ChromaDB persists to disk out of the box and requires no server process. It's sufficient for a personal tool and avoids the operational overhead of Pinecone or Weaviate.

Alternatives considered:
  • Pinecone
  • FAISS (in-memory)

Route everything through OpenRouter

Reasoning:

OpenRouter provides a single API key that works across multiple model providers (OpenAI, Anthropic, etc.). This let me swap models without changing the integration code, and kept the .env config to a single key.

Alternatives considered:
  • Direct OpenAI API
  • Ollama (local models)

Fetch subtitles instead of audio transcription

Reasoning:

youtube-transcript-api retrieves subtitles instantly without downloading the full video or running Whisper. Auto-generated subtitles cover most videos, and the quality is sufficient for RAG retrieval.

Alternatives considered:
  • Whisper (local transcription)
  • AssemblyAI API

Tech Stack

  • Python
  • LlamaIndex
  • ChromaDB
  • OpenAI (via OpenRouter)
  • youtube-transcript-api
  • yt-dlp
  • Streamlit

Result & Impact

Building this project demystified RAG for me. Seeing how chunking, embedding, retrieval, and generation actually connect — and where they break — gave me a concrete understanding that reading about vector search never did.

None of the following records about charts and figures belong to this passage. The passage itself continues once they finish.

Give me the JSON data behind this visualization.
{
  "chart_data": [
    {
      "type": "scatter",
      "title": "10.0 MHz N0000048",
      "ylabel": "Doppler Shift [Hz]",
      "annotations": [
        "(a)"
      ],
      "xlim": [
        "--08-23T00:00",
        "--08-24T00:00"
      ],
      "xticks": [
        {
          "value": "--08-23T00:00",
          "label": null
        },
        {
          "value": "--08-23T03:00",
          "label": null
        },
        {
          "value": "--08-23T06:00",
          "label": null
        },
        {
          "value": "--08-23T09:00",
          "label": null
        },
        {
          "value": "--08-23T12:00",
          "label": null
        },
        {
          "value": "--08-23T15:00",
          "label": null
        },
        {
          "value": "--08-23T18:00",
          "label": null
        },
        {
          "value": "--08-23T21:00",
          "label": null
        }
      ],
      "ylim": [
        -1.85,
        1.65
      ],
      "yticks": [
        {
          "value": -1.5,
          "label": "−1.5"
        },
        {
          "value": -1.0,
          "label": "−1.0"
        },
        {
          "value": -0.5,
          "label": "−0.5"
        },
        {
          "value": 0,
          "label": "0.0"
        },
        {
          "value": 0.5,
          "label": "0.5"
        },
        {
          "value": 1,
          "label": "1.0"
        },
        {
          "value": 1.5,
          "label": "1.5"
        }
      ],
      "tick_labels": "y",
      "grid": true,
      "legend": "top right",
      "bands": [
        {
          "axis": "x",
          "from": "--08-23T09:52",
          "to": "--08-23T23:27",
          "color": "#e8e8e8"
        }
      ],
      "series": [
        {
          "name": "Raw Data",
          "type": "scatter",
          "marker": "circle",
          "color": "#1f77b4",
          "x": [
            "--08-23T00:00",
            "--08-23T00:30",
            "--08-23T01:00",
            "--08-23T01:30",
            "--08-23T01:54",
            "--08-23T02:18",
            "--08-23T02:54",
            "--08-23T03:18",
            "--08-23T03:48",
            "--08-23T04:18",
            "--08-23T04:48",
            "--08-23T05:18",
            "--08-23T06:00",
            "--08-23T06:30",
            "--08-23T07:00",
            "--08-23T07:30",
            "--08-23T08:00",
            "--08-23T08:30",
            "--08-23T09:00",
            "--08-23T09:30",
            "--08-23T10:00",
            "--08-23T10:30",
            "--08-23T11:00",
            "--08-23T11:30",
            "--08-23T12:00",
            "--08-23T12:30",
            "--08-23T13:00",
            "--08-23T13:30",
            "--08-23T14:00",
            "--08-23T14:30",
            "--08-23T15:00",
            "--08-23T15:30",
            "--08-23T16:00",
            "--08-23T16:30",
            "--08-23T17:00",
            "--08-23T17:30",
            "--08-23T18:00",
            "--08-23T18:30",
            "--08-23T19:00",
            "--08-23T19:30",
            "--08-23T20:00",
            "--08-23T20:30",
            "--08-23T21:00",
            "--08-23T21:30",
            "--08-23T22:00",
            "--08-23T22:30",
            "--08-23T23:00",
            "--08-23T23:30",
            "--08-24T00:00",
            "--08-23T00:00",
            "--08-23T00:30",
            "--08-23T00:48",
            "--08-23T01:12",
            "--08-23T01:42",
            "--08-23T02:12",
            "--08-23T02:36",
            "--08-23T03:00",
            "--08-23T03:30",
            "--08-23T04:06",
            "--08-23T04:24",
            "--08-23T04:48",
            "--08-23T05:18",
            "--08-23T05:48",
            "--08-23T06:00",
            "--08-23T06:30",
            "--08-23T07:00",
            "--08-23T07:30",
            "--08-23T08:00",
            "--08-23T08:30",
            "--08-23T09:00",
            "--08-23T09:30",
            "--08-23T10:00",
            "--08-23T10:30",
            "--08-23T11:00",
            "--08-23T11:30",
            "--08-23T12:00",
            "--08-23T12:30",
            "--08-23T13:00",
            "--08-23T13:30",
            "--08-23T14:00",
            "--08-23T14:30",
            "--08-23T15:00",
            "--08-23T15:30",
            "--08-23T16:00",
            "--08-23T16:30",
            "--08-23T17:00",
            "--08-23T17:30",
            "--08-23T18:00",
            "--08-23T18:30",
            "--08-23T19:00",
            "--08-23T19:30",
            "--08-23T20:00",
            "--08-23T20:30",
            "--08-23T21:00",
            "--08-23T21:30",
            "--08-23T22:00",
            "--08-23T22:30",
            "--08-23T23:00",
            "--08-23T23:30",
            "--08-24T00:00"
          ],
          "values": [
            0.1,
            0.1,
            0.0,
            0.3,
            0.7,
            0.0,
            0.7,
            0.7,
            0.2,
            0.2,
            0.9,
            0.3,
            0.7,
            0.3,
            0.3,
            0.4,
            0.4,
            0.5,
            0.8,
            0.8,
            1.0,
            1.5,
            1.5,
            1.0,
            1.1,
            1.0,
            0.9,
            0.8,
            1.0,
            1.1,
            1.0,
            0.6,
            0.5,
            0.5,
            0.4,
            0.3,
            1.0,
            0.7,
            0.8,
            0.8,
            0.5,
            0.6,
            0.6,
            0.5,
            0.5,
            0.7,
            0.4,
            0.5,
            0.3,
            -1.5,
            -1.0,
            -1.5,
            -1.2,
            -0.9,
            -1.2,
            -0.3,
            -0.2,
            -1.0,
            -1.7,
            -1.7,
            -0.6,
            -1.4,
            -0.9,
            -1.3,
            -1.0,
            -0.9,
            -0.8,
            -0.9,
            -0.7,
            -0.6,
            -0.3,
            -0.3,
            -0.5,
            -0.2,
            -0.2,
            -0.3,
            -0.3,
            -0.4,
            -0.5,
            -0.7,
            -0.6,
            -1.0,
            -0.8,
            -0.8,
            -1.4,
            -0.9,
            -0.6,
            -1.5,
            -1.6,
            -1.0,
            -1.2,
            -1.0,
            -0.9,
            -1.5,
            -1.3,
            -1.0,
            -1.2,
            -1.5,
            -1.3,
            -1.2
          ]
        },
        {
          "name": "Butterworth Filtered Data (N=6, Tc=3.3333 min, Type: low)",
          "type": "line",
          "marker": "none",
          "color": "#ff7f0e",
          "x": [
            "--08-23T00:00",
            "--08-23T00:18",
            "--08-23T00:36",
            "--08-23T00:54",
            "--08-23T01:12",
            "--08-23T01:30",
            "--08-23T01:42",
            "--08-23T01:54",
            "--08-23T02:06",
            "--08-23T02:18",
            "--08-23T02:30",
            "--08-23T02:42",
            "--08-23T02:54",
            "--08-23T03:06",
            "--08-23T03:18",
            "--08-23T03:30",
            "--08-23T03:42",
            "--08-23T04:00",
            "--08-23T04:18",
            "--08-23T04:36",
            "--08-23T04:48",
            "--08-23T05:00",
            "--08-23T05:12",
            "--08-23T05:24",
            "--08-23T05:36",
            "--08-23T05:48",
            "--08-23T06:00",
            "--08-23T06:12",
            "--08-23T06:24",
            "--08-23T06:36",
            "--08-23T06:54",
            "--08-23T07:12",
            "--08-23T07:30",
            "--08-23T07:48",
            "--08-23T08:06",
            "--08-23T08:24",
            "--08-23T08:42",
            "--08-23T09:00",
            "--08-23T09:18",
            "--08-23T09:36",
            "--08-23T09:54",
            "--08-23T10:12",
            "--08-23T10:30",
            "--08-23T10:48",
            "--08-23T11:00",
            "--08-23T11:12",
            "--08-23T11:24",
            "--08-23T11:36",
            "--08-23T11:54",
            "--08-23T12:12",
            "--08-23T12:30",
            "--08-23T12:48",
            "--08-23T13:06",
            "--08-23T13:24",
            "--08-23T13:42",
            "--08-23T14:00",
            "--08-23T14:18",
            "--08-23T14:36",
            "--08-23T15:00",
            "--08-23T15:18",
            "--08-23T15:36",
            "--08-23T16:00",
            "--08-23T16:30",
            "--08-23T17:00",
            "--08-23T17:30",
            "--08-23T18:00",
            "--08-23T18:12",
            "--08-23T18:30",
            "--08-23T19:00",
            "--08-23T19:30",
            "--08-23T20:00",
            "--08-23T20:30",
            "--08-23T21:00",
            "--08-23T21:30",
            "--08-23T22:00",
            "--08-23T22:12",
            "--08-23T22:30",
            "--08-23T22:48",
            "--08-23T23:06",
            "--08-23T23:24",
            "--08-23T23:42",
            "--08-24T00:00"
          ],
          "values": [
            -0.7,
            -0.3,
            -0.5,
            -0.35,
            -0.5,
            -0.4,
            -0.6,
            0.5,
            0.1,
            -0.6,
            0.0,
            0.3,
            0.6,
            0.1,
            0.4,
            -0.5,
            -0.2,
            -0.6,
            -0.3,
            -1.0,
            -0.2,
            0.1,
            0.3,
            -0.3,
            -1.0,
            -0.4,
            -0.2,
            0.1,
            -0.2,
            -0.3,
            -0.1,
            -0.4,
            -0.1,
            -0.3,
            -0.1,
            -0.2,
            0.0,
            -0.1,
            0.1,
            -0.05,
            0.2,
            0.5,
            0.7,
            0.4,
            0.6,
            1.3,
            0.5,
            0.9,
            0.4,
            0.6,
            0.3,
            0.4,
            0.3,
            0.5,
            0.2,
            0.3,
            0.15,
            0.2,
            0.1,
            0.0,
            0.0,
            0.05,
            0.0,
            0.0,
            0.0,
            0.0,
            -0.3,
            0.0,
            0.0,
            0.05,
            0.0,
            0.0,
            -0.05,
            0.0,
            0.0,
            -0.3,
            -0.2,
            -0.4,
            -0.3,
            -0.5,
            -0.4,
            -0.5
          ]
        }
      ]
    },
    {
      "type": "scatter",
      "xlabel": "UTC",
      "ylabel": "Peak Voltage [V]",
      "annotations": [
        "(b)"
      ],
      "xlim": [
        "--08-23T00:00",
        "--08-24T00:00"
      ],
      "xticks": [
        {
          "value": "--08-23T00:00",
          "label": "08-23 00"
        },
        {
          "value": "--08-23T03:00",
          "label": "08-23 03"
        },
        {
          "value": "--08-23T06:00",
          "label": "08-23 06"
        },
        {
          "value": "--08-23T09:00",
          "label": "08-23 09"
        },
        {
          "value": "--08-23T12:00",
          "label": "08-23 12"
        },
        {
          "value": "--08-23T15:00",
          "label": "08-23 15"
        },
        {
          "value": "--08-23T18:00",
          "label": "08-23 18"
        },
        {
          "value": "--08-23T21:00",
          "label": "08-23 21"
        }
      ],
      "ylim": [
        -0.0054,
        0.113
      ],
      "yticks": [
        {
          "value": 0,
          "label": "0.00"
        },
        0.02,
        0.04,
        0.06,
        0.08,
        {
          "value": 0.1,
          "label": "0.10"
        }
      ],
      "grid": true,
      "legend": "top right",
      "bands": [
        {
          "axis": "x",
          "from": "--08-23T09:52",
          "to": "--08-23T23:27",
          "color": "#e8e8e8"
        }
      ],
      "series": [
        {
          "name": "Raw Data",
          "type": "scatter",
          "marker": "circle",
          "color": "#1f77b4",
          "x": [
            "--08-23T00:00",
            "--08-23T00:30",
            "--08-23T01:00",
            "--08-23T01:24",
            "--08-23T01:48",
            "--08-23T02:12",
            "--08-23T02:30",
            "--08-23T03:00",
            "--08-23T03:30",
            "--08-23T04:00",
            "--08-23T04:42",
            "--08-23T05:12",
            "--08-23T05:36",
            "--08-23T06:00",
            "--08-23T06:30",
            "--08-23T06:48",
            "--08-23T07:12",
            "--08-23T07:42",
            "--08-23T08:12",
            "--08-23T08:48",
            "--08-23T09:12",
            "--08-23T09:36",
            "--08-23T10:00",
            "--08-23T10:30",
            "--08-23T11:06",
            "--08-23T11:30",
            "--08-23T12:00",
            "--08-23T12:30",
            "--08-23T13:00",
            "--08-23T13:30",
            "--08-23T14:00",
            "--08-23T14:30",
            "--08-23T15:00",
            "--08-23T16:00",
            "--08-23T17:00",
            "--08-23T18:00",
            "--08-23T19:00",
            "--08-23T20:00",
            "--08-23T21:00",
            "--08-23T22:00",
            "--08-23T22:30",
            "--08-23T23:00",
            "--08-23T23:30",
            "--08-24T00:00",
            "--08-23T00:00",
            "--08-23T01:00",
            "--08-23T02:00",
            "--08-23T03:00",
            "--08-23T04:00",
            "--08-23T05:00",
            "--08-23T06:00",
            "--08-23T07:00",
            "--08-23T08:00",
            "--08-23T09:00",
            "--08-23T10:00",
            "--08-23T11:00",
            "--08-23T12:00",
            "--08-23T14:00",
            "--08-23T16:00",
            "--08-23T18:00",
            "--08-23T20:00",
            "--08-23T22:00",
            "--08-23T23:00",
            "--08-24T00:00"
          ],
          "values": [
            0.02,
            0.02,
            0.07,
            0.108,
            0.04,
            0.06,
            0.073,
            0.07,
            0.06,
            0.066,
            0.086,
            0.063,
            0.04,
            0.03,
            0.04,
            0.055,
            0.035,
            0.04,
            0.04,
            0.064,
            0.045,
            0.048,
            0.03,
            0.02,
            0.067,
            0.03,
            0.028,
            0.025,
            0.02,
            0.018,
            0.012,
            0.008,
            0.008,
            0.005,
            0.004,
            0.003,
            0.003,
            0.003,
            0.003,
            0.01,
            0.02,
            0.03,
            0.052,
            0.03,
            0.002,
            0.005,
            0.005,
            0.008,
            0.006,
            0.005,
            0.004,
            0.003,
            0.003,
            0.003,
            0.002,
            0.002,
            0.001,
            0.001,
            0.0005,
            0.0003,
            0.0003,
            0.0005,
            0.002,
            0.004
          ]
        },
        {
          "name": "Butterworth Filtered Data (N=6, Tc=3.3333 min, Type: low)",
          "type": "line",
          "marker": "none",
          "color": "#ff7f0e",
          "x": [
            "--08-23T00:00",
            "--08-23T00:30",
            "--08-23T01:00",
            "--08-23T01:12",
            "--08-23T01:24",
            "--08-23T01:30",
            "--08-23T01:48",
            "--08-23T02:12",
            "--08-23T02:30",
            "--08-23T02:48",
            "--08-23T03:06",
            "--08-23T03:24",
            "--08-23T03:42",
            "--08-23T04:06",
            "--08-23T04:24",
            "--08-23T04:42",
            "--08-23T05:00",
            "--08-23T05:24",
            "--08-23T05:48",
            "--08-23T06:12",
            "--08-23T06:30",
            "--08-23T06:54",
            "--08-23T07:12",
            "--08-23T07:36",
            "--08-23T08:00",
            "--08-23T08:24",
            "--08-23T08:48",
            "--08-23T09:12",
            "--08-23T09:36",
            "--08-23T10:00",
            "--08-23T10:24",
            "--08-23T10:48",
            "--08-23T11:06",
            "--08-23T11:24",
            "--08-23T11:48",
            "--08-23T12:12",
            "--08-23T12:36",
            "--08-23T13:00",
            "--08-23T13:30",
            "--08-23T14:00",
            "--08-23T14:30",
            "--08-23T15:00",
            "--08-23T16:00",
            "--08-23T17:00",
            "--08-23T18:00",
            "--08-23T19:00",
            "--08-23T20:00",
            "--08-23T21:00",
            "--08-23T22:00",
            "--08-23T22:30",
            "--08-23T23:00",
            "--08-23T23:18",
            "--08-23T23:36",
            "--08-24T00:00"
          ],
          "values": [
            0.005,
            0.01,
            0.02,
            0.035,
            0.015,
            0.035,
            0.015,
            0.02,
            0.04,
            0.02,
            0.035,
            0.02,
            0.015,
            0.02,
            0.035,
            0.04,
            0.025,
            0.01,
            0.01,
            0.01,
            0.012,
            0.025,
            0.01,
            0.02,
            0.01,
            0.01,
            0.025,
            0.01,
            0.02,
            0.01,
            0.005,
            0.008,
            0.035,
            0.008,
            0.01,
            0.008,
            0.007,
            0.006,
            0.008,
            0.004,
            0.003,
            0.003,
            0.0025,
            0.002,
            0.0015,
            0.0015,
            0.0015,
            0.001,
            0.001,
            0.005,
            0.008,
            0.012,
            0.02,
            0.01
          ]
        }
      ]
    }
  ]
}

Handling YouTube's IP blocking and auto-generated subtitle quirks also taught me practical lessons about building against real-world data sources.

Learnings

  • Embedding model choice matters more than LLM choice for retrieval quality — the right chunks need to surface first
  • Cloud-hosted data sources often block server IPs; proxy support is a feature, not an edge case
  • Auto-generated subtitles are noisy; timestamp markers help both retrieval and citation
  • A single-purpose tool with a tight scope is more useful than a generalized platform that tries to do everything
  • Local persistent vector stores are sufficient for personal tools — you don't need a managed database until you need concurrent access

How It Works

  1. Ingest — Paste a YouTube URL and the app fetches the video’s English subtitles (manual or auto-generated), chunks the text, embeds it via OpenAI, and stores it in a local ChromaDB vector store.
  2. Query — Ask a natural-language question and the app retrieves the most relevant transcript segments, then uses an LLM to generate an answer with source citations showing the video title, URL, and similarity score.

Project Structure

simple-rag/
├── app.py          # Streamlit web UI
├── config.py       # Configuration and environment variables
├── ingest.py       # YouTube subtitle fetching and ChromaDB ingestion
├── query.py        # Query engine (retrieval + LLM answer generation)
├── requirements.txt
├── .env.example    # Template for environment variables
└── chroma_db/      # Persisted vector store (gitignored)

Proxy Handling

YouTube blocks requests from common cloud IP ranges (AWS, GCP, etc.). The app supports an optional proxy URL configuration in the sidebar so it can be run from cloud environments. Ingestion also includes exponential backoff with retry to handle transient rate limiting.

Source Code

The full project is available on GitHub at omgsian/simple-rag.